この書によって星辰の運行を知り、自然の教えを受けたならば、
魂の力が目ざめてきて、聖霊どもの交わす言葉もわかろうというものだ。
こんなところに坐り込んでいたのでは、この書の神聖な記号の解けるはずはない。
お前たち、己のまわりに漂う聖霊ども、己の言葉が聞こえるなら、返事をしてくれ。
(ファウスト、その一巻を繙いて、大宇宙の符に見入る)
うむ、この符を見ると、突如として己の全身に、いうにいわれぬ歓喜が漲ってくるとは不思議だ。
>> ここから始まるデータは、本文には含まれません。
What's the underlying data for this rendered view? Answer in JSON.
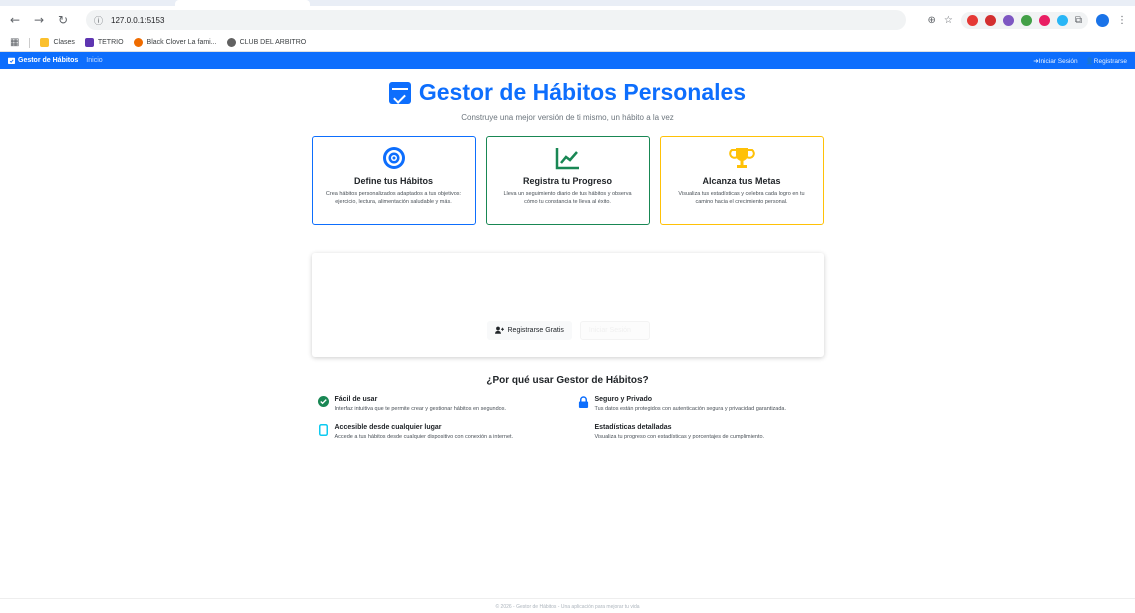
{
  "browser": {
    "url": "127.0.0.1:5153",
    "bookmarks": [
      "Clases",
      "TETRIO",
      "Black Clover La fami...",
      "CLUB DEL ARBITRO"
    ]
  },
  "navbar": {
    "brand": "Gestor de Hábitos",
    "home": "Inicio",
    "login": "Iniciar Sesión",
    "register": "Registrarse"
  },
  "hero": {
    "title": "Gestor de Hábitos Personales",
    "subtitle": "Construye una mejor versión de ti mismo, un hábito a la vez"
  },
  "cards": [
    {
      "title": "Define tus Hábitos",
      "text": "Crea hábitos personalizados adaptados a tus objetivos: ejercicio, lectura, alimentación saludable y más.",
      "icon": "target-icon",
      "color": "#0d6efd"
    },
    {
      "title": "Registra tu Progreso",
      "text": "Lleva un seguimiento diario de tus hábitos y observa cómo tu constancia te lleva al éxito.",
      "icon": "chart-line-icon",
      "color": "#198754"
    },
    {
      "title": "Alcanza tus Metas",
      "text": "Visualiza tus estadísticas y celebra cada logro en tu camino hacia el crecimiento personal.",
      "icon": "trophy-icon",
      "color": "#ffc107"
    }
  ],
  "cta": {
    "register_label": "Registrarse Gratis",
    "login_label": "Iniciar Sesión"
  },
  "why": {
    "title": "¿Por qué usar Gestor de Hábitos?",
    "items": [
      {
        "title": "Fácil de usar",
        "text": "Interfaz intuitiva que te permite crear y gestionar hábitos en segundos."
      },
      {
        "title": "Seguro y Privado",
        "text": "Tus datos están protegidos con autenticación segura y privacidad garantizada."
      },
      {
        "title": "Accesible desde cualquier lugar",
        "text": "Accede a tus hábitos desde cualquier dispositivo con conexión a internet."
      },
      {
        "title": "Estadísticas detalladas",
        "text": "Visualiza tu progreso con estadísticas y porcentajes de cumplimiento."
      }
    ]
  },
  "footer": "© 2026 - Gestor de Hábitos - Una aplicación para mejorar tu vida"
}
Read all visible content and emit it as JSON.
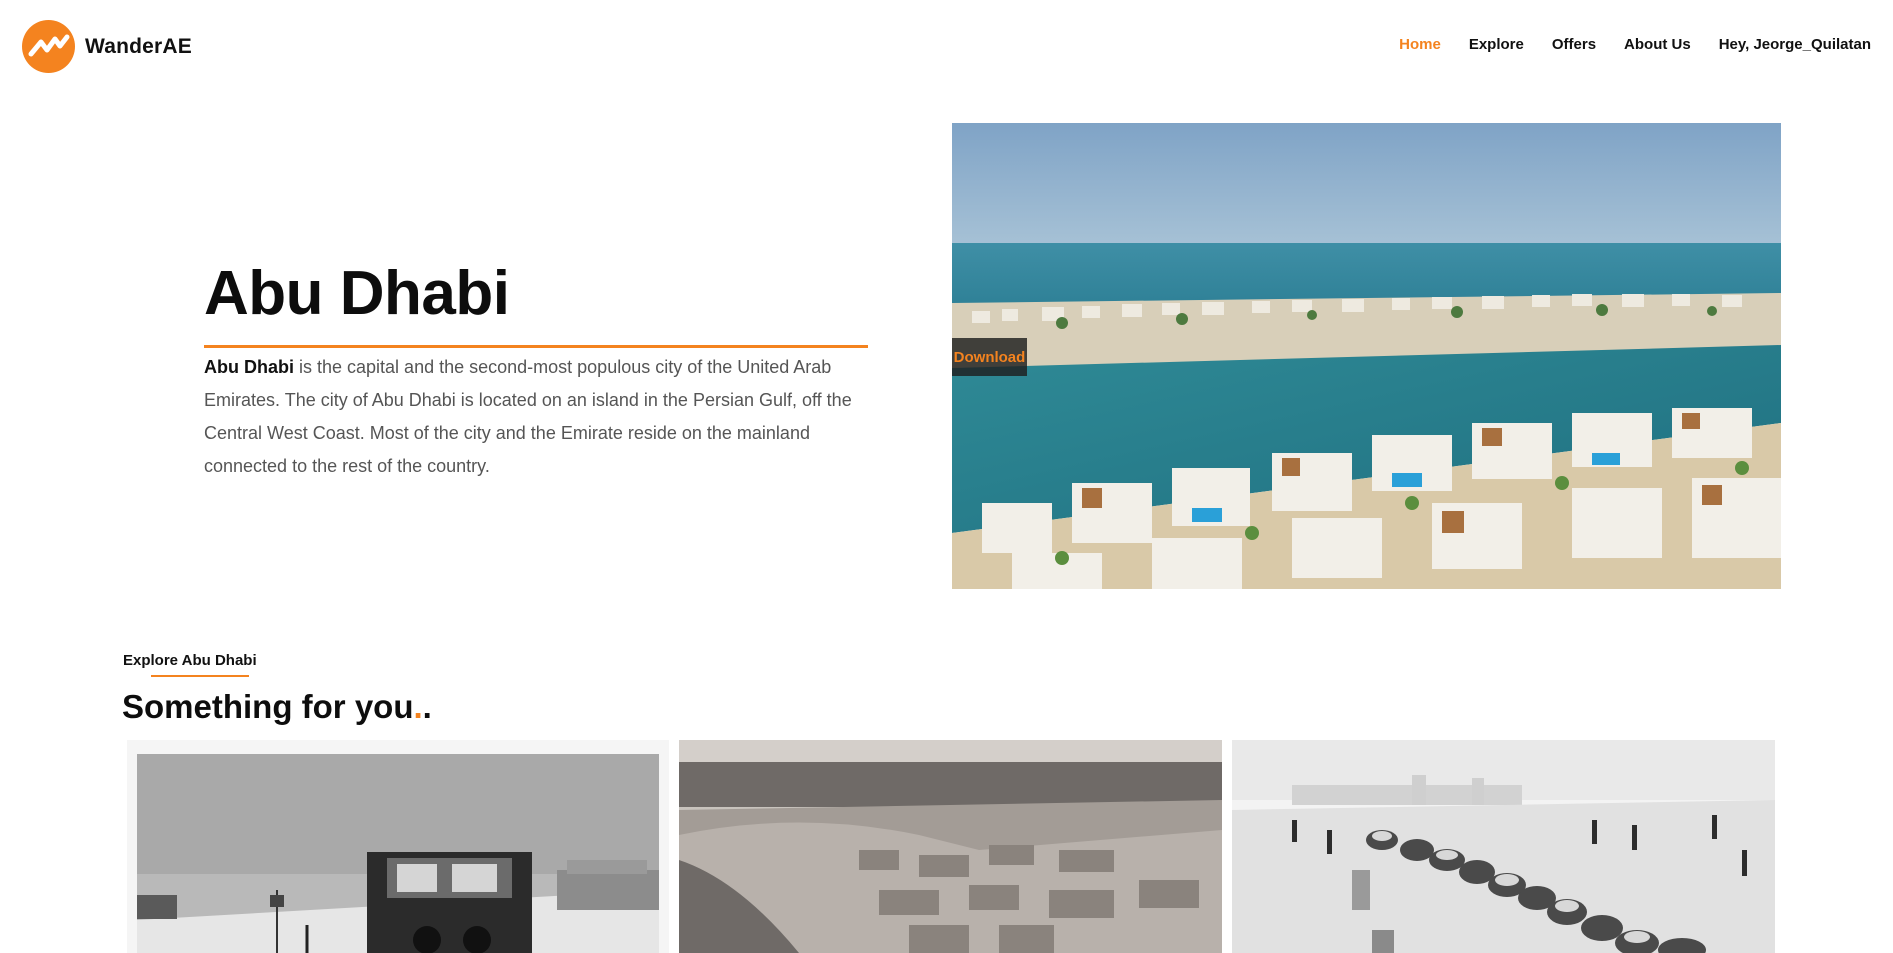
{
  "brand": {
    "name": "WanderAE",
    "logo_icon": "wave-chart-logo-icon",
    "accent": "#f4831f"
  },
  "nav": {
    "items": [
      {
        "label": "Home",
        "active": true
      },
      {
        "label": "Explore",
        "active": false
      },
      {
        "label": "Offers",
        "active": false
      },
      {
        "label": "About Us",
        "active": false
      },
      {
        "label": "Hey, Jeorge_Quilatan",
        "active": false
      }
    ]
  },
  "hero": {
    "title": "Abu Dhabi",
    "description_bold": "Abu Dhabi",
    "description_rest": " is the capital and the second-most populous city of the United Arab Emirates. The city of Abu Dhabi is located on an island in the Persian Gulf, off the Central West Coast. Most of the city and the Emirate reside on the mainland connected to the rest of the country.",
    "download_label": "Download"
  },
  "section": {
    "kicker": "Explore Abu Dhabi",
    "title_text": "Something for you",
    "title_dot_accent": ".",
    "title_dot_plain": "."
  }
}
若々しい浄らかな幸福感が新たに燃え上がって、五体の隅々まで流れて行くようだ。
・・・
己に明らかにしてくれるこの符の書き手は、神だったのではあるまいか。
己が神なのか。ひどく心が澄んでくる。
・・・
「霊の世界は鎖(とざ)されたるにあらず、汝の耳目ふさがり、汝の心死せるなり。
起て、学徒よ。誓って退転せず、塵の世の胸を暁天(ぎょうてん)の光に浴せしめよ」
(ファウスト、符に見入る)
すべての物が一つの全体をつくり上げ、一が他と響き合い、作用し合う、この有様はどうだ。
天上の力が昇り降りして黄金の桶を手渡し合う有様はどうだ。
それら一切が、めでたく羽撃(はばた)きながら天上から下界を通じて、美しく調和して万有のうちに響き渡っている。
なんという眺めだ。しかし残念なことに絶景というにとどまる。
どこを捉えたらいいのだ、無辺の自然よ。
お前たち乳房の、どれに縋(すが)ったらいいのだ。
お前たち、天地が懸(かか)り、枯れ衰えたこの己の胸が憧れ迫るいのちの泉よ
―お前たちは惜しみなく湧いて潤すのに、己だけは渇(かっ)していなければならないのか。
・・・
もう力が加わってきたようだ。早くも新しい酒に酔ったような気がする。
思いきって世界の中へ飛び込んで、現世の苦と楽とを一身に受け、吹きすさぶ嵐と戦い、
沈もうとする船の軋みにも臆せぬだけの勇猛心が湧いてきたようだ。
・・・
そうか、地の霊だな、ついに地霊がやってきたのか。姿を現せ。
・・・
さあ、出てこい、さあ。殺すも生かすもお前の勝手だ。